Antika koleksiyonerliğinin genelde eski objeler toplamaktan ibaret olduğu düşünülür. Oysaki biriktirilen objelerin aslında tarihsel bir önemi ve hikayesi bulunur. Bu nedenle sanat ve tarih konusunda sürekli okuma, araştırma ve keşif yapmanız gerekir. Böyle bir keşfetme duygusu da beni antika koleksiyonerliğine çekti sanırım.
Tarihsel önemi olan nadir bir antika ummadığınız bir anda tozlu bir dükkan rafında karşınıza çıkabiliyor.
Mesela böyle bir hobiyle uğraşıyorsanız, hiç ummadığınız bir anda tarihsel öneme sahip, çok nadir bir antika eski bir dükkanın tozlu rafında karşınıza çıkabiliyor. Bununla beraber, her eski ürünün antika olmadığını da akılda bulundurmak gerek. Bir şeye antika denilebilmesi için döneminde de değerli olması gerekir.
Ben bu hobiye ilk başladığım zamanlarda ürünlerin ne kadar eski olduğunu doğru tespit etmekte zorlanıyordum. Alıp, sonradan hayal kırıklığına uğradığım çok ürün oldu. Daha sonra sürekli okuyup araştırarak bu konuda kendimi geliştirdim. Osmanlı sanatları olan savat tekniği, mine işlemeciliği, telkari konularını öğrendim. Şimdi uzun yıllar antikacılık yapmış kişiler bile bazı ürünlerin kaç yıllık olduğu konusunda bana danışabiliyor.
Benim için özellikle cep saatlerinin yeri ayrıdır. Onlar benim için geçmişten gelen bir zaman makinesi.170 yıllık olmasına rağmen hâlâ çalışan cep saati bile var koleksiyonumda. Objeleri koleksiyonuma katarken genellikle yüz yıldan daha eski olmasına, hasarsız ve çalışır durumda olmasına özen gösteriyorum.
Bununla beraber, artık antika objeleri bulmak eskiye nazaran daha zor. Maalesef geçmiş yıllarda tarihimizde önemli yeri olan birçok tarihsel obje yurtdışına çıkarılmış ve antika mezatlarında satılmış. Belki bundan on yıl sonra bu objeleri bulmak daha da zor olacaktır. Bu objeler toplumumuzun o dönemde için de bulunduğu durumu yansıtır ve geleceği şekillendirir. Bu nedenle çocuklarımıza ve gelecek nesillere aktarmamız gerektiğini düşünüyorum. Bir toplumu ulus yapan sahip oldukları ortak tarihtir. Antikalar ise tarihe tanıklık etmiştir.

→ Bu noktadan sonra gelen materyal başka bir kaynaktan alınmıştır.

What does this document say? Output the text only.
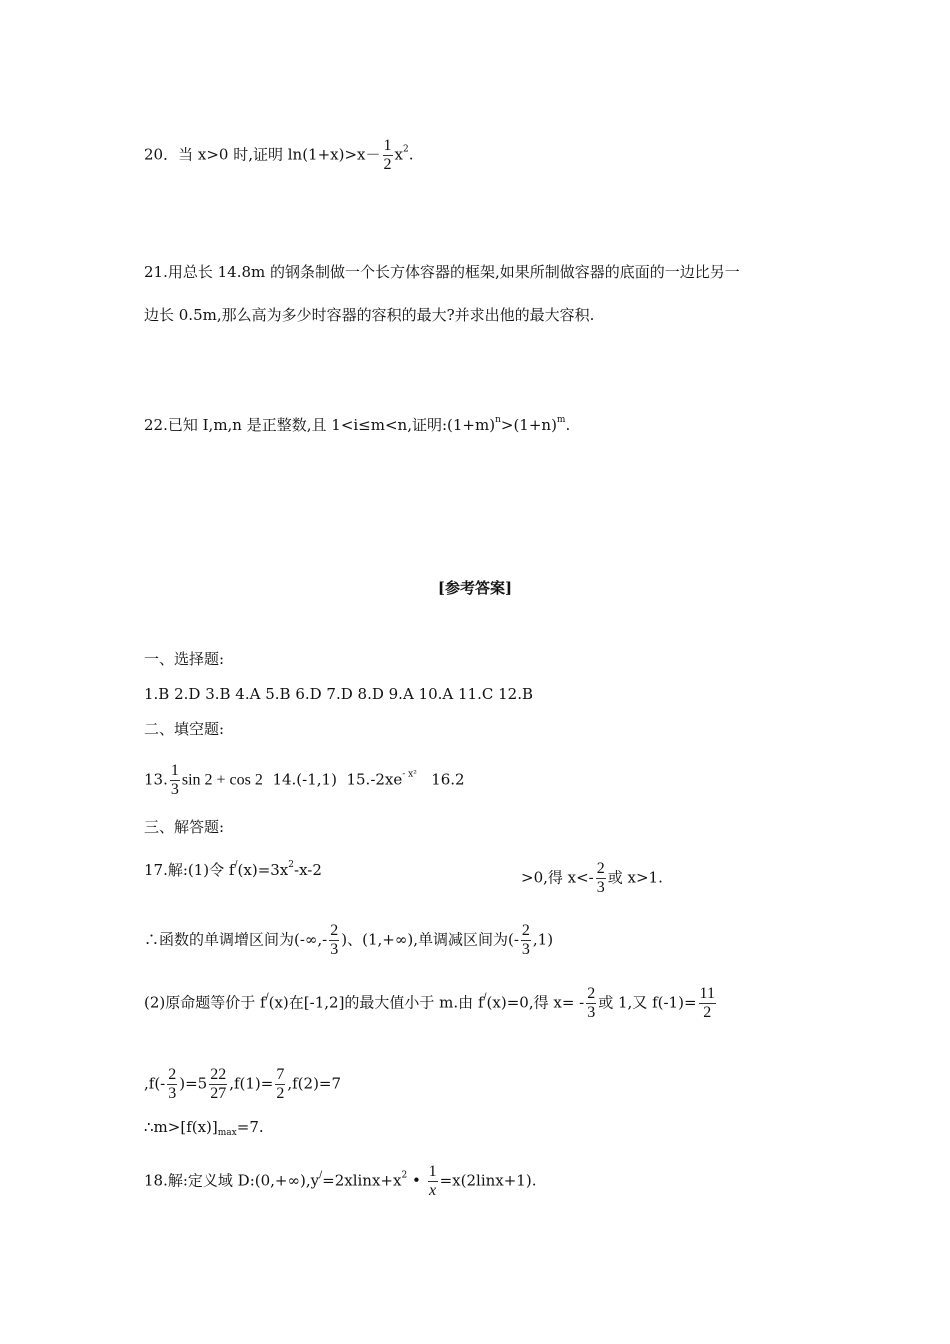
20．当 x>0 时,证明 $\ln(1+x)>x- \frac{1}{2} x^2$.
21.用总长 14.8m 的钢条制做一个长方体容器的框架,如果所制做容器的底面的一边比另一
边长 0.5m,那么高为多少时容器的容积的最大?并求出他的最大容积.
22.已知 I,m,n 是正整数,且 1<i≤m<n,证明$:(1+m)^n>(1+n)^m$.
[参考答案]
一、选择题:
1.B 2.D 3.B 4.A 5.B 6.D 7.D 8.D 9.A 10.A 11.C 12.B
二、填空题:
13. $\frac{1}{3}$ sin 2 + cos 2 14.(-1,1) $15.-2xe^{- x^2}$ 16.2
三、解答题:
17.解:(1)令 $f^/(x)=3x^2-x-2$	>0,得 $x<- \frac{2}{3}$ 或 x>1.
∴函数的单调增区间为(-∞,- $\frac{2}{3}$ )、(1,+∞),单调减区间为(- $\frac{2}{3} ,1$)
(2)原命题等价于 f/(x)在[-1,2]的最大值小于 m.由 f/(x)=0,得 $x= - \frac{2}{3}$ 或 1,又 $f(-1)= \frac{11}{2}$
$,f(- \frac{2}{3} )=5 \frac{22}{27} ,f(1)= \frac{7}{2} ,f(2)=7$
$\therefore m>[f(x)]_{max}=7$.
18.解:定义域 $D:(0,+\infty),y^/=2xlinx+x^2$ • $\frac{1}{x}$ =x(2linx+1).
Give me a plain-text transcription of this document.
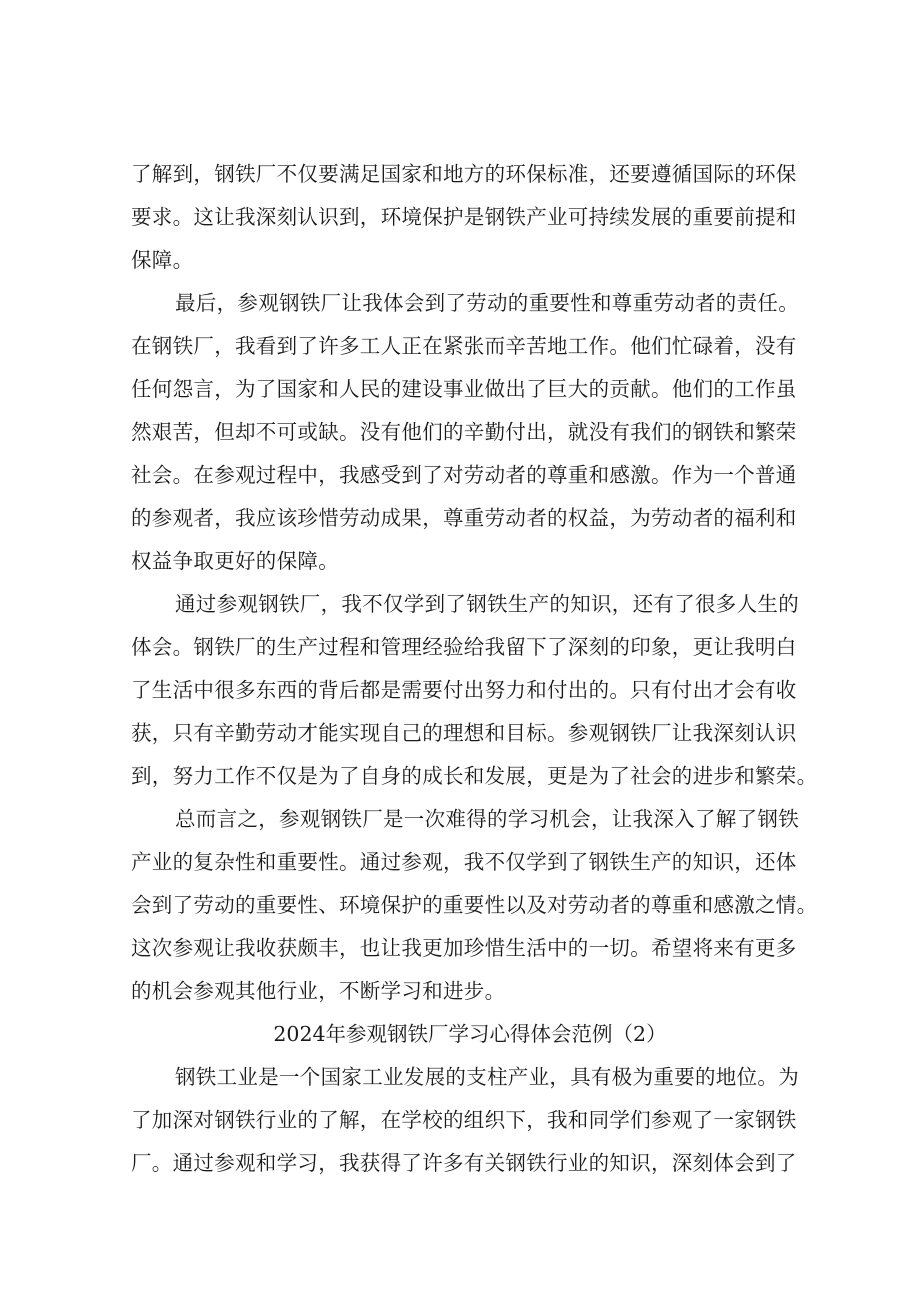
了解到，钢铁厂不仅要满足国家和地方的环保标准，还要遵循国际的环保
要求。这让我深刻认识到，环境保护是钢铁产业可持续发展的重要前提和
保障。
最后，参观钢铁厂让我体会到了劳动的重要性和尊重劳动者的责任。
在钢铁厂，我看到了许多工人正在紧张而辛苦地工作。他们忙碌着，没有
任何怨言，为了国家和人民的建设事业做出了巨大的贡献。他们的工作虽
然艰苦，但却不可或缺。没有他们的辛勤付出，就没有我们的钢铁和繁荣
社会。在参观过程中，我感受到了对劳动者的尊重和感激。作为一个普通
的参观者，我应该珍惜劳动成果，尊重劳动者的权益，为劳动者的福利和
权益争取更好的保障。
通过参观钢铁厂，我不仅学到了钢铁生产的知识，还有了很多人生的
体会。钢铁厂的生产过程和管理经验给我留下了深刻的印象，更让我明白
了生活中很多东西的背后都是需要付出努力和付出的。只有付出才会有收
获，只有辛勤劳动才能实现自己的理想和目标。参观钢铁厂让我深刻认识
到，努力工作不仅是为了自身的成长和发展，更是为了社会的进步和繁荣。
总而言之，参观钢铁厂是一次难得的学习机会，让我深入了解了钢铁
产业的复杂性和重要性。通过参观，我不仅学到了钢铁生产的知识，还体
会到了劳动的重要性、环境保护的重要性以及对劳动者的尊重和感激之情。
这次参观让我收获颇丰，也让我更加珍惜生活中的一切。希望将来有更多
的机会参观其他行业，不断学习和进步。
2024年参观钢铁厂学习心得体会范例（2）
钢铁工业是一个国家工业发展的支柱产业，具有极为重要的地位。为
了加深对钢铁行业的了解，在学校的组织下，我和同学们参观了一家钢铁
厂。通过参观和学习，我获得了许多有关钢铁行业的知识，深刻体会到了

Son olarak değerli büyüğümüz Mustafa Kemal Atatürk’ün tarihe verdiği önemi gösteren sözlerinden biriyle bitirmek istiyorum. “Evvelâ millete tarihini, asîl bir millete mensup bulunduğunu, bütün medeniyetlerin anası olan ileri bir milletin çocukları olduğunu öğretmeliyiz.”